Cuando los likes valen más que la verdad
Esta semana, en un evento organizado por Verificado MX, escuché algo que resuena con una frase de la serie animada The Midnight Gospel:
"Lo importante es alentarnos unos a otros a acercarnos lo más posible a la verdad o para cumplir con la realidad en los términos de la realidad".
Suena filosófico, pero en un mundo donde un meme de un "taquero caníbal" puede derivar en denuncias reales, o donde rumores en WhatsApp llevan al linchamiento de inocentes, cobra un sentido urgente.
La desinformación no es nueva —Daniela Mendoza, directora de Verificado, lo dejó claro—, pero las redes sociales le han dado una potencia letal. Ya no se trata solo de campañas políticas o errores inocentes. Luis Roberto Castrillón, periodista y docente, lo explicó con precisión: hay una diferencia abismal entre un periodista que confunde cifras por error (información errónea) y quien fabrica mentiras para manipular (desinformación). Y luego está la "misinformación", ese término tropicalizado del inglés que describe, por ejemplo, a tu tía compartiendo recetas de bicarbonato para "curar el cáncer" en Facebook: sin mala intención, pero igual de dañina.
El problema es que, como sociedad, nos hemos vuelto cómplices. Plataformas como TikTok y X (antes Twitter) son caldo de cultivo, pero también lo son nuestros sesgos. Daniela Mendoza lo resumió así: la desinformación nos hace enojar, y el enojo nos hace compartir sin pensar.
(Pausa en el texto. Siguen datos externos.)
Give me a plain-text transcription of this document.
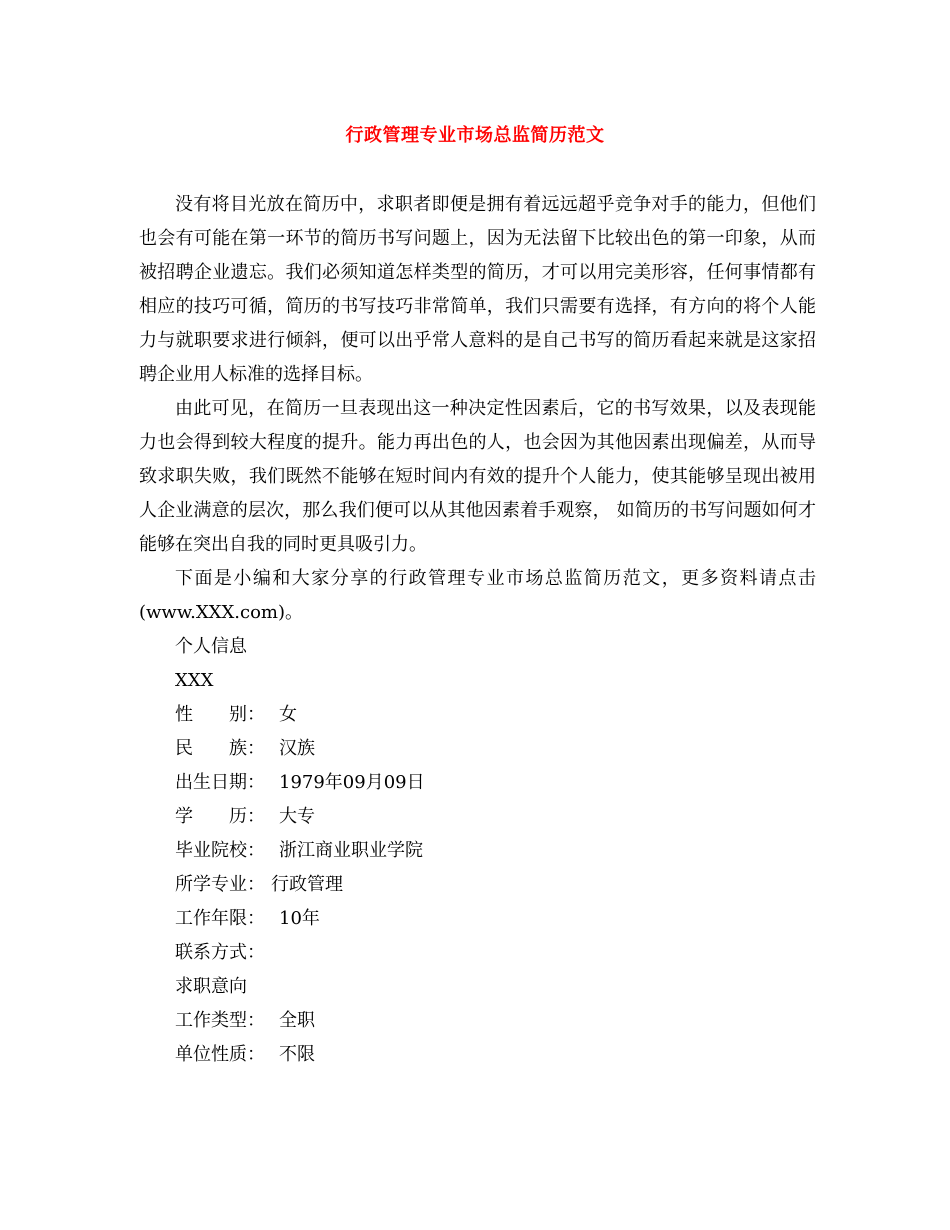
行政管理专业市场总监简历范文

没有将目光放在简历中，求职者即便是拥有着远远超乎竞争对手的能力，但他们也会有可能在第一环节的简历书写问题上，因为无法留下比较出色的第一印象，从而被招聘企业遗忘。我们必须知道怎样类型的简历，才可以用完美形容，任何事情都有相应的技巧可循，简历的书写技巧非常简单，我们只需要有选择，有方向的将个人能力与就职要求进行倾斜，便可以出乎常人意料的是自己书写的简历看起来就是这家招聘企业用人标准的选择目标。

由此可见，在简历一旦表现出这一种决定性因素后，它的书写效果，以及表现能力也会得到较大程度的提升。能力再出色的人，也会因为其他因素出现偏差，从而导致求职失败，我们既然不能够在短时间内有效的提升个人能力，使其能够呈现出被用人企业满意的层次，那么我们便可以从其他因素着手观察， 如简历的书写问题如何才能够在突出自我的同时更具吸引力。

下面是小编和大家分享的行政管理专业市场总监简历范文，更多资料请点击(www.XXX.com)。

个人信息
XXX
性　　别： 女
民　　族： 汉族
出生日期： 1979年09月09日
学　　历： 大专
毕业院校： 浙江商业职业学院
所学专业： 行政管理
工作年限： 10年
联系方式：
求职意向
工作类型： 全职
单位性质： 不限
Es un círculo vicioso alimentado por algoritmos que priorizan el engagement sobre la verdad, y por una inteligencia artificial capaz de crear deepfakes tan convincentes que, pronto, dudaremos hasta de lo que ven nuestros ojos. Luis Roberto Castrillón fue contundente al criticar herramientas como ChatGPT: no son buscadores de verdad, sino modelos que repiten —y amplifican— lo que ya está en internet, incluyendo mentiras y medias verdades.
¿Cómo romper este ciclo? Los expertos coincidieron en que no hay soluciones mágicas, pero sí un camino: educación mediática, escepticismo activo y responsabilidad compartida. Liliana Elósegui habló de un "plato sano de información", donde contrastar fuentes y priorizar el rigor sobre la velocidad sea la norma. Castrillón propuso su "recta de la verosimilitud": evaluar si lo que leemos encaja con lo que ya sabemos que es real. Y sin embargo, me quedo con una idea más incómoda: Samedi Aguirre recordó que nadie es inmune, ni siquiera los más educados. La desinformación nos golpea donde más duele: en nuestras creencias, miedos y prejuicios.
Ahí es donde la frase al principio sobre "acercarnos a la realidad en sus términos" adquiere sentido práctico. Como creadores de contenido —y como ciudadanos—, no podemos darnos el lujo de ser ingenuos. La invitación no es desconfiar de todo, sino construir una relación más honesta con la información. ¿Cómo? Cuestionando incluso lo que nos conviene creer. Verificando antes de compartir. Exigiendo transparencia, pero también asumiendo que, como bien dijo Daniela Mendoza:
"La desinformación vende mucho dinero… pero la verdad construye sociedades".
Al final, el mayor desafío no es tecnológico, sino cultural. Se trata de dejar de normalizar la mentira, incluso cuando viene envuelta en humor o en ideologías afines. De entender que nuestro rol, como viajeros en un mundo lleno de espejismos digitales, es avanzar hacia la realidad —con sus matices grises—, aunque eso implique soltar certezas. Después de todo, en un mundo donde hasta un audio de WhatsApp puede ser falso, la única brújula confiable es la que construimos entre todos: preguntando, dudando y, sobre todo, recordando que la verdad no es un punto de llegada, sino un camino colectivo.